I showed up the next week and was educated in the hallway that the “real world” would not tolerate such absences and that an employer would fire me.
Oh, the irony! I had missed class precisely because of the “real world.” That I was paying them to be there, not vice-versa, was also irrelevant.
So many professors ar e passive-aggressive about their attendance policies and knock you down a letter grade or two for missing classes, even if you know the material better than anyone that can show up every day.
These policies always come across as an attempt to compensate for poor or lazy class design and never actually encourage interest or learning. Everyone knows young people resist an iron fist, regardless of what it’s enforcing.
Besides that, threatening to wield dictatorial power as an educator by artificially adjusting a final grade is teaching the opposite of personal responsibility.

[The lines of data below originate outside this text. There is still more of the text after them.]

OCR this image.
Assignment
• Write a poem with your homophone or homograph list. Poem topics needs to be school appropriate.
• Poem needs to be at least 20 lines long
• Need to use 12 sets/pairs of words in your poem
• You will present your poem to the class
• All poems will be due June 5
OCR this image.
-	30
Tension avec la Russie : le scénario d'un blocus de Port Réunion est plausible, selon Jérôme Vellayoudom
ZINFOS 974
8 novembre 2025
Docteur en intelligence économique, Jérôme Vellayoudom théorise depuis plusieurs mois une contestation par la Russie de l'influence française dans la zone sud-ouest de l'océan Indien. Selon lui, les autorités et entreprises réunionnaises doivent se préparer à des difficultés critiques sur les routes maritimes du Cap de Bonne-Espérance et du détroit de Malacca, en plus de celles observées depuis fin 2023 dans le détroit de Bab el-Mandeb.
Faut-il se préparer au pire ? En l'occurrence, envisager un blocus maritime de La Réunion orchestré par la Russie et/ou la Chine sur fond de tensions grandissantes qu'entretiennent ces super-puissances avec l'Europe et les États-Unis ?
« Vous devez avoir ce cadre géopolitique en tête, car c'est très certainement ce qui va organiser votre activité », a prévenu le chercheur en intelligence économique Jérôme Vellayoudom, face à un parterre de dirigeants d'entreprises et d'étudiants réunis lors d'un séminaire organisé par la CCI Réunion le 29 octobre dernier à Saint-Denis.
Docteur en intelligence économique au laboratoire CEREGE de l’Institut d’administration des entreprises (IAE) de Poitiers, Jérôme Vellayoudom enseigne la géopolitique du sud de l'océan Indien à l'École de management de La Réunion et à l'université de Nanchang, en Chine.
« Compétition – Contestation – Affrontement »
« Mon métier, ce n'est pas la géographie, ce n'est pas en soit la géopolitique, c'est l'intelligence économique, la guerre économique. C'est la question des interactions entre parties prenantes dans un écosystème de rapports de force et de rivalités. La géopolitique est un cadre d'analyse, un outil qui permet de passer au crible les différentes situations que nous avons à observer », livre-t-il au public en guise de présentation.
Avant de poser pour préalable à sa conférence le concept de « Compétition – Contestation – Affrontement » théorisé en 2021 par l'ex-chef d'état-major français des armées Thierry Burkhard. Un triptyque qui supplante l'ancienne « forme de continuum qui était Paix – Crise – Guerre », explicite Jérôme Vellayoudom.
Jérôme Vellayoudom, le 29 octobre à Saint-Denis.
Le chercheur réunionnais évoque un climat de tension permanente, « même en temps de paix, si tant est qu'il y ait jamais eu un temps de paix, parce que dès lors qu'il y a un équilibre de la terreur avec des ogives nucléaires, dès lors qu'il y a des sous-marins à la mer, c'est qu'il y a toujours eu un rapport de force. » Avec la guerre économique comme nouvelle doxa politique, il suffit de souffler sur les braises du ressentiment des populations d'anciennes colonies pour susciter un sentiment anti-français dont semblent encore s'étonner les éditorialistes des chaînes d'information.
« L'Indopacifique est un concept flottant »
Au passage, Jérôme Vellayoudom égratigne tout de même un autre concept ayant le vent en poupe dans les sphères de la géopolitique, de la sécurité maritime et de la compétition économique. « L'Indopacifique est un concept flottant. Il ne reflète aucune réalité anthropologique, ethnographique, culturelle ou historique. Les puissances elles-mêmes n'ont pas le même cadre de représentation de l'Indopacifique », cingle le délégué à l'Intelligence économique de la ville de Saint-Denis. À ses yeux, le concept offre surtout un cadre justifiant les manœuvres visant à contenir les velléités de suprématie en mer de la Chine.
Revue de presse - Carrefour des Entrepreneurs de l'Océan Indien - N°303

Being older than the average UCCS demographic, I thought these feelings on attendance might be unique. Sophomore Wyatt Songer assured me they were not.
“While I understand the need for students to attend class, I find that most instructors’ grade too harshly based on attendance. Sometimes life gets in the way and a student should not be punished for the inability to attend a class,” Songer said.
Attendance for its own sake confuses senior S.K. Khan as well.
“I want to be there because it’s interesting to me. If a professor has required attendance it usually means they’ve had issues in the past because the class is draining or boring,” Khan said. “Make it interesting, give them a class they’ve never experienced, and students will show up on their own.”
On top of that, since the average person must have a job or two to afford the costs of higher education and opportunity costs of spending time in class, one would think wellintentioned professors would be a bit more understanding.
The fight for attendance is an unneeded war in the classroom. It’s better decided by students.
Professors should focus more on teaching and less on seats, because it should be our responsibility to fill them, not theirs.